Background: A phase II study of adaptive two-step intensity-modulated radiotherapy (IMRT) with chemotherapy for nasopharyngeal cancer (NPC) (JCOG1015) was conducted to evaluate the efficacy and safety.
Methods: Patients aged 20-75 years with stages II-IVB NPC were enrolled. As adaptive two-step IMRT, computed tomography planning was performed twice before IMRT for the initial plan of 46 Gy/23 fractions and during treatment for the boost plan of 24 Gy/12 fractions with a total dose of 70 Gy. Chemotherapy (cisplatin 80 mg/m2/3-weeks × 3 courses) was administered concurrently with IMRT, followed by adjuvant chemotherapy (cisplatin at 70 mg/m2 with 5-FU 700 at mg/m2 for 5 days/4 weeks × 3 courses).

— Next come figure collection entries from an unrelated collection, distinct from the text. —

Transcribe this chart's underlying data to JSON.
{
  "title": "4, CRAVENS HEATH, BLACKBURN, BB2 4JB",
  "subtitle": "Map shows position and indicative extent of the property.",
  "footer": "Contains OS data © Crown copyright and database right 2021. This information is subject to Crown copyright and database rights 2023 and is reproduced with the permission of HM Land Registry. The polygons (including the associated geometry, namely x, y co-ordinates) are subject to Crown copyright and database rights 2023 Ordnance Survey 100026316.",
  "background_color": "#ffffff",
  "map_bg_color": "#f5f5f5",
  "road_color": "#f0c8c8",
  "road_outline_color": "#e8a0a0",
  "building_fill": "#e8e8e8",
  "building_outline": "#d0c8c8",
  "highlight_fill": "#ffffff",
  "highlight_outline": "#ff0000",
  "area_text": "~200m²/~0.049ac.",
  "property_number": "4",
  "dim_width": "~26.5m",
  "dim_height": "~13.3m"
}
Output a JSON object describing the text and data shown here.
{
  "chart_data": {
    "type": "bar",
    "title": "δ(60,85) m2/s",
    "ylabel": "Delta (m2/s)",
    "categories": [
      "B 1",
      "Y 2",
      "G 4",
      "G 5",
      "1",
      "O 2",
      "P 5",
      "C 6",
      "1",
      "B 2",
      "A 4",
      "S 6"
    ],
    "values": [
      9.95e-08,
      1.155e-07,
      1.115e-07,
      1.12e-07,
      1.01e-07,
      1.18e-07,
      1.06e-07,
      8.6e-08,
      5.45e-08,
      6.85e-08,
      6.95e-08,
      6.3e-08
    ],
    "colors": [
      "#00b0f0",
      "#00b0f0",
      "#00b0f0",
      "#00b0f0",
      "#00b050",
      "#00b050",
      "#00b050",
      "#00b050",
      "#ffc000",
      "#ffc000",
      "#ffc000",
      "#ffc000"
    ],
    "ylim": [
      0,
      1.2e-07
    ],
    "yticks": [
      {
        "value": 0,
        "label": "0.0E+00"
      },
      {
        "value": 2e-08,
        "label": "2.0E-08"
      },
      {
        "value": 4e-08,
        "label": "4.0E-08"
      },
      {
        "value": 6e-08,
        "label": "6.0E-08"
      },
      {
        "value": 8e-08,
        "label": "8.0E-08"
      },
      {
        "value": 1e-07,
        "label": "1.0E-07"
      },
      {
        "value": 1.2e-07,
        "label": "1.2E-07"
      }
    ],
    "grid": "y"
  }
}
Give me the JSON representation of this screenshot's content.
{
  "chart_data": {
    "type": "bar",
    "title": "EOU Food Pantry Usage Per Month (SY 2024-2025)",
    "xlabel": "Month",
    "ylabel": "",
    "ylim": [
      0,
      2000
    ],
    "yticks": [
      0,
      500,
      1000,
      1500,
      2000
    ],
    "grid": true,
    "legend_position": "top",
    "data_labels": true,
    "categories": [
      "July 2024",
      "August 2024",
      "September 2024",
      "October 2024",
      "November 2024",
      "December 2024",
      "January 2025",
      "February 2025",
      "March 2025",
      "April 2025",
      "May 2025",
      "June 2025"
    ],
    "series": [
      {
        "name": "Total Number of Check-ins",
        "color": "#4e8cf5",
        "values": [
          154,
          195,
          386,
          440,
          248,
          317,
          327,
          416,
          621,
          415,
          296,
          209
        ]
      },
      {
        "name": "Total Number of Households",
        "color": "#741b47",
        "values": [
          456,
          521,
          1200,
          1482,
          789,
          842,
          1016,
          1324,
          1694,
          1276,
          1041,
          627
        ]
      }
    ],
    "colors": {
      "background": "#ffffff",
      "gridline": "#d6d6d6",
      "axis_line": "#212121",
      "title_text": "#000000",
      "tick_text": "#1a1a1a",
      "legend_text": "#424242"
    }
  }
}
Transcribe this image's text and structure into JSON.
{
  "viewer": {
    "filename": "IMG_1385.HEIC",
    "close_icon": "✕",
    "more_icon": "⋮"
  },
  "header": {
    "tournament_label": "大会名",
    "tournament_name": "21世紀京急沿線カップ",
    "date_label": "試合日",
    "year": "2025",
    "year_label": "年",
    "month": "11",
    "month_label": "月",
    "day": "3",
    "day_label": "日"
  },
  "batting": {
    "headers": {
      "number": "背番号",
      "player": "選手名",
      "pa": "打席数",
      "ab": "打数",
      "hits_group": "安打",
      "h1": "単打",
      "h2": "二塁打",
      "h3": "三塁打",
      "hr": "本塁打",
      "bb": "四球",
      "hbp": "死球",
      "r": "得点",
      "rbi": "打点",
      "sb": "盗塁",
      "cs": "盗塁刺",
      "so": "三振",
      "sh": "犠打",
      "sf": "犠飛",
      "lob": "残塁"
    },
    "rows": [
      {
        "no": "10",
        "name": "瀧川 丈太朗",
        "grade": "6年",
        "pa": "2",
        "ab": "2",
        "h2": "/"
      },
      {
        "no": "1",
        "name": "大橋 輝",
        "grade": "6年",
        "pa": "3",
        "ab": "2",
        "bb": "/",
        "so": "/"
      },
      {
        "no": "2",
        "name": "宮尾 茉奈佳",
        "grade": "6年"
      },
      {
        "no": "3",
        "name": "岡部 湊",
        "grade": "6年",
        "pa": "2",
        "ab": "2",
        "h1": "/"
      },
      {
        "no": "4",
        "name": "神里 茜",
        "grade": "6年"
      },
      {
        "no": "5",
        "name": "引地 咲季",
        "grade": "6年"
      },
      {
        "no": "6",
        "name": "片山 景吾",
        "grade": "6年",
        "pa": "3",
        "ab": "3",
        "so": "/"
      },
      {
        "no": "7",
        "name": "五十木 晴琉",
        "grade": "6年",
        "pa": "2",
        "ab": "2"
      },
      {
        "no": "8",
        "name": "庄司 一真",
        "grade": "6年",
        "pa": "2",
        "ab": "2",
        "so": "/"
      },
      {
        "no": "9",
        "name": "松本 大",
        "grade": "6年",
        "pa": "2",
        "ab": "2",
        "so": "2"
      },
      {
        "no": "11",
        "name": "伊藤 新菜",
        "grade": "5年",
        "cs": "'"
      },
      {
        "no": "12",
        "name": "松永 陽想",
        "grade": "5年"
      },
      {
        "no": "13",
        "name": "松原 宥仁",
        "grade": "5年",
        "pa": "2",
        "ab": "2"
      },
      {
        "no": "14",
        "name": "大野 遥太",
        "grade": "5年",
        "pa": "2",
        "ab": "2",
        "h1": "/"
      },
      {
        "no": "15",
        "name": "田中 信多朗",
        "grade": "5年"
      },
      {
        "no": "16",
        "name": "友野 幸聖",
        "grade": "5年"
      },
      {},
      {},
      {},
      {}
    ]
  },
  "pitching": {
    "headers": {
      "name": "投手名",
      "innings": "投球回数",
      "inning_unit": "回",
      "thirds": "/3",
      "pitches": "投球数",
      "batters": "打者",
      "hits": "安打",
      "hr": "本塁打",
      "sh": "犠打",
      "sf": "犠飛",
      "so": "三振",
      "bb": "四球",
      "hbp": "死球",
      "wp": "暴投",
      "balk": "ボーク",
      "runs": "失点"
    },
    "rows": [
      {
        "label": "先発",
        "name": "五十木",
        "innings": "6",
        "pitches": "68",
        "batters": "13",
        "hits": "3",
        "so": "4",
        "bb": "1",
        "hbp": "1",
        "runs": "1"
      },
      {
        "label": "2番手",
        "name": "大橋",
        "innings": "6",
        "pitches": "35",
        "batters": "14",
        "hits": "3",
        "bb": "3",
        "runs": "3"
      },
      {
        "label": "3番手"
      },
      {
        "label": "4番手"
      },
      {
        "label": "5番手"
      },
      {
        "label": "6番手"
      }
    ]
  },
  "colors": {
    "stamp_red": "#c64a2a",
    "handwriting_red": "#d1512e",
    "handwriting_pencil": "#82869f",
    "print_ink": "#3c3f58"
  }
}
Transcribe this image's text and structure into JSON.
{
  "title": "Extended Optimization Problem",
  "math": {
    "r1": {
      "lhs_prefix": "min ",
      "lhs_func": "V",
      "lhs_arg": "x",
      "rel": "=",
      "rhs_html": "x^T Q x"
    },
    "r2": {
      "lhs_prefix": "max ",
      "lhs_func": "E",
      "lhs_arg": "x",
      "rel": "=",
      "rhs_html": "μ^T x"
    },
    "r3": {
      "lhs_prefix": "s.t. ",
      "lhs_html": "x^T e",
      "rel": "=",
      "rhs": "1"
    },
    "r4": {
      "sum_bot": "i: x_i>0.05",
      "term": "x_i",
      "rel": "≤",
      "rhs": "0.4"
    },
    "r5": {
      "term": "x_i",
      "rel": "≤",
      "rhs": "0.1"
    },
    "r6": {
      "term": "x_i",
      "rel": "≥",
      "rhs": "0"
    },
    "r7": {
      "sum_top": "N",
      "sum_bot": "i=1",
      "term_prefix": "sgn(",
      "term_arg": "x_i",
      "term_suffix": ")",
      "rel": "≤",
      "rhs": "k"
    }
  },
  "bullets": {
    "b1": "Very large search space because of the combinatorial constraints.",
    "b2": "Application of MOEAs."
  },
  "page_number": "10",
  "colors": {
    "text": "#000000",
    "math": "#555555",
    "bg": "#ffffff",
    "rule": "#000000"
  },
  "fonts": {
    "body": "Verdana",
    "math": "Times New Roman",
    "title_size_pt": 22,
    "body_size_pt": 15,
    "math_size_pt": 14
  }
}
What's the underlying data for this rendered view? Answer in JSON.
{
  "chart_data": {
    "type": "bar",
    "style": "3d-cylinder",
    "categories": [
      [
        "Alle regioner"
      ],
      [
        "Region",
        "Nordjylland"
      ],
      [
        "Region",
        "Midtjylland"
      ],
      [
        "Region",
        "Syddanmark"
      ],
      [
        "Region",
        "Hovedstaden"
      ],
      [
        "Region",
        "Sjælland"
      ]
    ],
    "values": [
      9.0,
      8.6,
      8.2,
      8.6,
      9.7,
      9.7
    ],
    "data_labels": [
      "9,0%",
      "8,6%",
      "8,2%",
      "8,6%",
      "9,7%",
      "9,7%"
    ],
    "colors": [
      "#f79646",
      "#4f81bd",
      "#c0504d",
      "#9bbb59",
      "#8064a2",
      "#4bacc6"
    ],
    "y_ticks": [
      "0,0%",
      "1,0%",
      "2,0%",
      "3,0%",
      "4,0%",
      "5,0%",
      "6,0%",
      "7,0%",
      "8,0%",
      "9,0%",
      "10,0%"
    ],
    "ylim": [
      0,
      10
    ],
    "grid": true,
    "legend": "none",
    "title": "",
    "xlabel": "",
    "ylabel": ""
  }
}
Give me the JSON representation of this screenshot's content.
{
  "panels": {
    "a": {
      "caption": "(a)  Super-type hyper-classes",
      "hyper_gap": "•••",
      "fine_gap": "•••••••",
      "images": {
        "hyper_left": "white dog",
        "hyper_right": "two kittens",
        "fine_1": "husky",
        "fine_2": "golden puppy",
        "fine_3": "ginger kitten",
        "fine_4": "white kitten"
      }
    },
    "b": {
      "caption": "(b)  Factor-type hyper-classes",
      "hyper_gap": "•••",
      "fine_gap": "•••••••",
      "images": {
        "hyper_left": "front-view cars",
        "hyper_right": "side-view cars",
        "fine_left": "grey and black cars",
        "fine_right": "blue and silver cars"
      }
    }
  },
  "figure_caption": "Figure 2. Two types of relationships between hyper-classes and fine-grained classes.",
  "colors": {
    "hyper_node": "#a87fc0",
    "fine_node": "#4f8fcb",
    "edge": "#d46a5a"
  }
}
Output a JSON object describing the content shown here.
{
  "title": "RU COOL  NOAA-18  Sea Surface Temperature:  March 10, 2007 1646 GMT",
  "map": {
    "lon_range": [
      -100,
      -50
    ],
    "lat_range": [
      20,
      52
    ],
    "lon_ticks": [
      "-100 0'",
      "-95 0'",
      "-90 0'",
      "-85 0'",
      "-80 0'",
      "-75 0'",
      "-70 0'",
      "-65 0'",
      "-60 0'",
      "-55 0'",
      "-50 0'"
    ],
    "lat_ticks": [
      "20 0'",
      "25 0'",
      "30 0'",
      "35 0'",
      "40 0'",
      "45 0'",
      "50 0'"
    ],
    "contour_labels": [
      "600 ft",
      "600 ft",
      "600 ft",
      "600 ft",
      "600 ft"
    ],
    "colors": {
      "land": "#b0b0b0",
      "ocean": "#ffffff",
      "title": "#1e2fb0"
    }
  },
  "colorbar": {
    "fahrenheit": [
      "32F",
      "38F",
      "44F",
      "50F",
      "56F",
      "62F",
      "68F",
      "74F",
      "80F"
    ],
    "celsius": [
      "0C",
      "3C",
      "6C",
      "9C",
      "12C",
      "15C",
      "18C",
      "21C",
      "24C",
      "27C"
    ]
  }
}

Results: Between 2011 and 2014, 75 patients were enrolled from 12 institutions. The 3-year overall survival (OS) for the 75 patients was 88%, and the upper and lower limits of the 95% CI of 78%-94% were higher than the expected 3-year OS of 75% for the target population adjusted by the actual proportion of stage II:III:IV = 21%:44%:35%. The 3-year progression-free survival (PFS) and loco-regional PFS were 71% [59-80%] and 77% [66-85%], respectively. Although no grade 4-5 late toxicities were observed, 15 patients (20%) developed grade 3 late toxicities. Grade 2 xerostomia was noted in 26%, 12%, and 9% at 1, 2, and 3 years after starting IMRT, respectively.
Conclusions: Adaptive two-step IMRT for NPC demonstrated an excellent 3-year OS with acceptable toxicities. This method may be one treatment option for locally advanced NPC.
Keywords: Adaptive IMRT method; Intensity-modulated radiation therapy (IMRT); Nasopharyngeal cancer; Xerostomia.